Re: [PATCH] RISC-V: Don't check text_mutex during stop_machine

From: Palmer Dabbelt
Date: Sat May 22 2021 - 15:32:50 EST


On Thu, 06 May 2021 06:25:50 PDT (-0700), rostedt@xxxxxxxxxxx wrote:
> On Thu, 6 May 2021 00:10:41 -0700
> Palmer Dabbelt <palmer@xxxxxxxxxxx> wrote:
>
>> ---
>> In theory we should be able to avoid using stop_machine() with some
>> clever code sequences, but that's too big of a change to be considered a
>> fix. I also can't find the text I thought was in the ISA manual about
>> the allowed behaviors for concurrent modification of the instruction
>> stream, so I might have just mis-remembered that.
>> ---
>
> I wonder if you could at least use break points, as some other archs do,
> and what x86 does.
>
> If you have this make believe machine code:
>
> 00 00 00 00 nop
>
> And you want to turn it into a call.
>
> aa 12 34 56 bl ftrace_caller
>
> And if your architecture has a way to inject a break point on live code.
> Let's call this FF for the break point code.
>
> You can inject that first:
>
> FF 00 00 00

That would rely on this "concurrent writes to the instruction stream
don't tear" property that I thought we'd put in the ISA but I can't
actually find in the text of the document. That said, I hadn't actually
thought about replacing single bytes in the instruction stream. In
theory we don't have anything that guartees those won't tear, but I'm
not sure how any reasonable implementation would go about manifesting
those so it might be an easy retrofit to the ISA.

I ran through our breakpoint encodings and don't think those help, but
we do have 0x00000013 as a NOP (addi x0, x0, 0) which is one byte away
from 0x00000000 (which is defined to be an invalid instruction on all
RISC-V systems). There's really no difference between how a breakpoint
traps and how an illegal instruction traps on RISC-V, so we should be
able to use that to construct some sort of sequence.

So we can start with

nop
nop
nop
nop
nop

then do a single-byte write to turn it into

unimp
nop
nop
nop
nop

we can then IPI to all the harts in order to get them on the same page
about that trap, which we can then skip over. We'll need some way to
differentiate this from accidental executions of unimp, but we can just
build up a table somewhere (it wasn't immediately clear how x86 does
this). Then we have no ordering restrictions on converting the rest of
the stub into what's necessary to trace a function, which should look
the same as what we have now

unimp
save ra, ...(sp)
auipc ra, ...
jalr ra, ...
load ra, ...(sp)

At which point we can IPI everywhere to sync the instructions stream
again, before we turn off the trap

nop
save ra, ...(sp)
auipc ra, ...
jalr ra, ...
load ra, ...(sp)

> sync all CPUs where now all callers will hit this and jump to the break
> point handler, which simply does:
>
> ip = ip + 4;
> return;
>
> and returns back to the instruction after this nop/call.

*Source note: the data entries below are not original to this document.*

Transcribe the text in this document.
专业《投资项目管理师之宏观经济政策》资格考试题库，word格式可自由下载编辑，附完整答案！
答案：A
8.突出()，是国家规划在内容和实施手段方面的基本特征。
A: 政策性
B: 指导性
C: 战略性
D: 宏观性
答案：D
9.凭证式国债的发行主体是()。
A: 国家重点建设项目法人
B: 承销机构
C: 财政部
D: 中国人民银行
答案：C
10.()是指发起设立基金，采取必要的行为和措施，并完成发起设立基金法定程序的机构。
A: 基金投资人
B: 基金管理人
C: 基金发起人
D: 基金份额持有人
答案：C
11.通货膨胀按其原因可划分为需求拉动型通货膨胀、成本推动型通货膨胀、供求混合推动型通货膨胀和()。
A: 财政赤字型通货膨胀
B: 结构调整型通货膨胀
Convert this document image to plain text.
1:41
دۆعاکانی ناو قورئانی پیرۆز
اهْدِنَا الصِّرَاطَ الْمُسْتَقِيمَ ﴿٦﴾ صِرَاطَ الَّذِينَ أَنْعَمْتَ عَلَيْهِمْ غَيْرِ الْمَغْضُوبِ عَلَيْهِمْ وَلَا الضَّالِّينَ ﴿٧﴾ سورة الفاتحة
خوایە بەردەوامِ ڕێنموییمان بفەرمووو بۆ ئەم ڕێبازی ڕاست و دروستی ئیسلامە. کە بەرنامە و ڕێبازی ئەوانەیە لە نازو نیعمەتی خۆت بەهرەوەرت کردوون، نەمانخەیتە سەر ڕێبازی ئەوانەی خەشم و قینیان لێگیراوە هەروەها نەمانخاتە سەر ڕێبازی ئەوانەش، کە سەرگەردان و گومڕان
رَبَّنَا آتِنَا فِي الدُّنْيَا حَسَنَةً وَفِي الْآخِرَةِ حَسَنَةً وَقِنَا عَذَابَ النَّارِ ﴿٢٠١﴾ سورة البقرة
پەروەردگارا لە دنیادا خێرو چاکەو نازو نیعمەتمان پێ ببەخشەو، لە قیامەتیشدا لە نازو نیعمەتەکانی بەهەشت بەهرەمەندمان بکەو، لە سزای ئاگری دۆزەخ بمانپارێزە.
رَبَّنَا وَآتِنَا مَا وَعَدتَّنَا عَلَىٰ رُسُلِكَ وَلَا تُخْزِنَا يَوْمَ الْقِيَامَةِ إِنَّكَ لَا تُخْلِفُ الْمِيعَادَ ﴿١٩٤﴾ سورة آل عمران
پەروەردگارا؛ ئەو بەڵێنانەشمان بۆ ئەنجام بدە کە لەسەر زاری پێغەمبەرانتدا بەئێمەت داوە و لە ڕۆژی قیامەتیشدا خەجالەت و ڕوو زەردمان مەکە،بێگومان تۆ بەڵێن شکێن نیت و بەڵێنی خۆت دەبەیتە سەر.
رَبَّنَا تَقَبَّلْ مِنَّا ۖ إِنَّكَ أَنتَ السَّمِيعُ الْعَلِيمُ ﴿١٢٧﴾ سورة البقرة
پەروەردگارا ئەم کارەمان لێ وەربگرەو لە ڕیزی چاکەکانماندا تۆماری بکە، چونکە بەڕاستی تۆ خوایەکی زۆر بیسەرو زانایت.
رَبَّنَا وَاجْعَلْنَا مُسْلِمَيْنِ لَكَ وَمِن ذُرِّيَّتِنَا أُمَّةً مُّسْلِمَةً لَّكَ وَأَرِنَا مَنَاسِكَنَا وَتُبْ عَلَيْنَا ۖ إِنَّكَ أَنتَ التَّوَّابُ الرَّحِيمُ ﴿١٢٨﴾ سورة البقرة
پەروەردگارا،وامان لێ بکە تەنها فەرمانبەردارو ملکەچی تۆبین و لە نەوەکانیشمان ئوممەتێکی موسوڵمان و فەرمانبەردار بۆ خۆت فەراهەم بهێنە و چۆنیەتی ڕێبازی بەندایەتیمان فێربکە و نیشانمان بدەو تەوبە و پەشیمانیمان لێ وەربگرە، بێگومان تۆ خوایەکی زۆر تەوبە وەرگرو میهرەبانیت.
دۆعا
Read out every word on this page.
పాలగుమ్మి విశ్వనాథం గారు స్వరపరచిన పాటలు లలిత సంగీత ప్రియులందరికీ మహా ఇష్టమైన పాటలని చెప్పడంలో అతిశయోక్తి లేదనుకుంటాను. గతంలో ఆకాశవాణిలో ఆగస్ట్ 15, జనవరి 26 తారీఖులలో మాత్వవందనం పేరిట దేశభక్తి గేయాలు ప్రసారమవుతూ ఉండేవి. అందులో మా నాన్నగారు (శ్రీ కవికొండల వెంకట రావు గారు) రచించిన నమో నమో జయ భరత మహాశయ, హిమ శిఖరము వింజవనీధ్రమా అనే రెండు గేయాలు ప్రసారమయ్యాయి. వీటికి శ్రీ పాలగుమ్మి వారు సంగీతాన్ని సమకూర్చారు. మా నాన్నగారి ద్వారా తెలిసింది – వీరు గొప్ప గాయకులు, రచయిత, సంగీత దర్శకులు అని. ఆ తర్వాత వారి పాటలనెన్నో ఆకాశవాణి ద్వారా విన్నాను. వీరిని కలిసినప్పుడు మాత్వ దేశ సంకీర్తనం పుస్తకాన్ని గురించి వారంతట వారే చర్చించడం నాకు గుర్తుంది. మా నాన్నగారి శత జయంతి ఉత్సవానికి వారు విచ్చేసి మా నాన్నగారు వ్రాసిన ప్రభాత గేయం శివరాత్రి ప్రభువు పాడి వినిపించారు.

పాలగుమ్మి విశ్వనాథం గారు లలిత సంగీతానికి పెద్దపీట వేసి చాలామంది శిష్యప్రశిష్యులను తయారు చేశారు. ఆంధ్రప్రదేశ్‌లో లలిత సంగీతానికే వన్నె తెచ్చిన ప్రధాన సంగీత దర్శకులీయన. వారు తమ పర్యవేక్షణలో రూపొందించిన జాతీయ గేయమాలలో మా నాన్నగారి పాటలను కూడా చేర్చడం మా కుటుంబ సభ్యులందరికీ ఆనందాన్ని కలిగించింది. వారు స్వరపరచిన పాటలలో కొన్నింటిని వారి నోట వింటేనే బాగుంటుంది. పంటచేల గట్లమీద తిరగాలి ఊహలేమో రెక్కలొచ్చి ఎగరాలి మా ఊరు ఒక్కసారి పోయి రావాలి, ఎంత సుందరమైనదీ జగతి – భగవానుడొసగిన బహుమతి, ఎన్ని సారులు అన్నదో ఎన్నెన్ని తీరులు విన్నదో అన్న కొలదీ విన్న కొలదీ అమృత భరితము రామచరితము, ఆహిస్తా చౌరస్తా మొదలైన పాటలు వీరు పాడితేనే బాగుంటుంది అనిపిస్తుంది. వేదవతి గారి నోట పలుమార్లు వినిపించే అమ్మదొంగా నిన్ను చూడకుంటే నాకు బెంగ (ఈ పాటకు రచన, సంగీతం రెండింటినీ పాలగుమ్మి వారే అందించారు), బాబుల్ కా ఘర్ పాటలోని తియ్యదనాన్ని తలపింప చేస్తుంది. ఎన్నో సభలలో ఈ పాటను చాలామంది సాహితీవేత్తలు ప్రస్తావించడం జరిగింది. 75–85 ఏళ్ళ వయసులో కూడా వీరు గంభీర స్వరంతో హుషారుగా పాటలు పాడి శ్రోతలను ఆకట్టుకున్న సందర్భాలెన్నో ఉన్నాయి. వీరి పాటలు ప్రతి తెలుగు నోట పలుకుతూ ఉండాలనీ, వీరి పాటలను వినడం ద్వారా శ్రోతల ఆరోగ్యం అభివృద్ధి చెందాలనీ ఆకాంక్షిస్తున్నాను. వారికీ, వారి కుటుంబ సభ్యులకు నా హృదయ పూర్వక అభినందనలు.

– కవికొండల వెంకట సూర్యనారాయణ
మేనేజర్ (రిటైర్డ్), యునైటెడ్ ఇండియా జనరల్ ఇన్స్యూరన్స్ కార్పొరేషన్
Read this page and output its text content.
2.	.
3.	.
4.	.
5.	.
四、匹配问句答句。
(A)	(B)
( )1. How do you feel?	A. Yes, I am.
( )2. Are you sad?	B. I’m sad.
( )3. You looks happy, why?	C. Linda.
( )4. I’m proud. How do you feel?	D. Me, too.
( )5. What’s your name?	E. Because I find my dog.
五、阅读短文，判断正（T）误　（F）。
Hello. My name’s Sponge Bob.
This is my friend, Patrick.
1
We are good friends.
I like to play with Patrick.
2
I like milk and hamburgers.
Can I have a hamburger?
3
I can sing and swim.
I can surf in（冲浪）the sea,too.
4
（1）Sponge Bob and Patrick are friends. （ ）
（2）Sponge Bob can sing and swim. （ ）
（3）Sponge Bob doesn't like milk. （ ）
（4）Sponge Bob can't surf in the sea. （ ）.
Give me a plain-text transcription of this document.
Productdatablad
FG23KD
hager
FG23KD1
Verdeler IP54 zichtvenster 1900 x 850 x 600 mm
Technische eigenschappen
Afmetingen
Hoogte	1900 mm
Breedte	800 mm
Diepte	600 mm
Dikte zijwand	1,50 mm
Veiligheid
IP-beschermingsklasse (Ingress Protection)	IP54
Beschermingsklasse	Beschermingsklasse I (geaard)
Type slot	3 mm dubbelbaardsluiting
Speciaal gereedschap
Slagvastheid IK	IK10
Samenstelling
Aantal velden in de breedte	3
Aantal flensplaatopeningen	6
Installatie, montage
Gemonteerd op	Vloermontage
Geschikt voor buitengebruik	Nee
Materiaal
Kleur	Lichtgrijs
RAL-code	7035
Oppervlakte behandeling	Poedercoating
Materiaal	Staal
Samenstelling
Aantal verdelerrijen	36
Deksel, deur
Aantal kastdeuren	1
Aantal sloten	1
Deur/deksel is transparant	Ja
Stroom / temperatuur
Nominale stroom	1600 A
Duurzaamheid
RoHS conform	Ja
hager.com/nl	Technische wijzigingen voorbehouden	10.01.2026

There'll be some slight headaches there because the length of the all-0
unimplemented instruction depends on which extensions are supported, but
we can detect ILEN at runtime so that shouldn't be a showstopper.

> Change the rest of the instruction.
>
> FF 12 34 56
>
> sync all CPUs so that they all see this new instruction, but are still
> triggering the break point.
>
> Then finally remove the break point.
>
> aa 12 34 56
>
> And you just switched from the nop to the call without using stop machine.

OK, ya I think that all should work. We're still depending on this
"single byte writes to the instruction stream don't tear" guarantee, but
I think that's a bit pedantic. I'll open a question on the ISA spec
just to be sure one I can link here.

I'm probably not going to have the time to do this for a bit because I'm
buried in this non-coherent stuff, but if someone wants to take a shot
at it I'd be happy to take a look.

Thanks for pointing this out, this should get is away from
stop_machine() way sooner than waiting for a multi-byte modification
sequence would!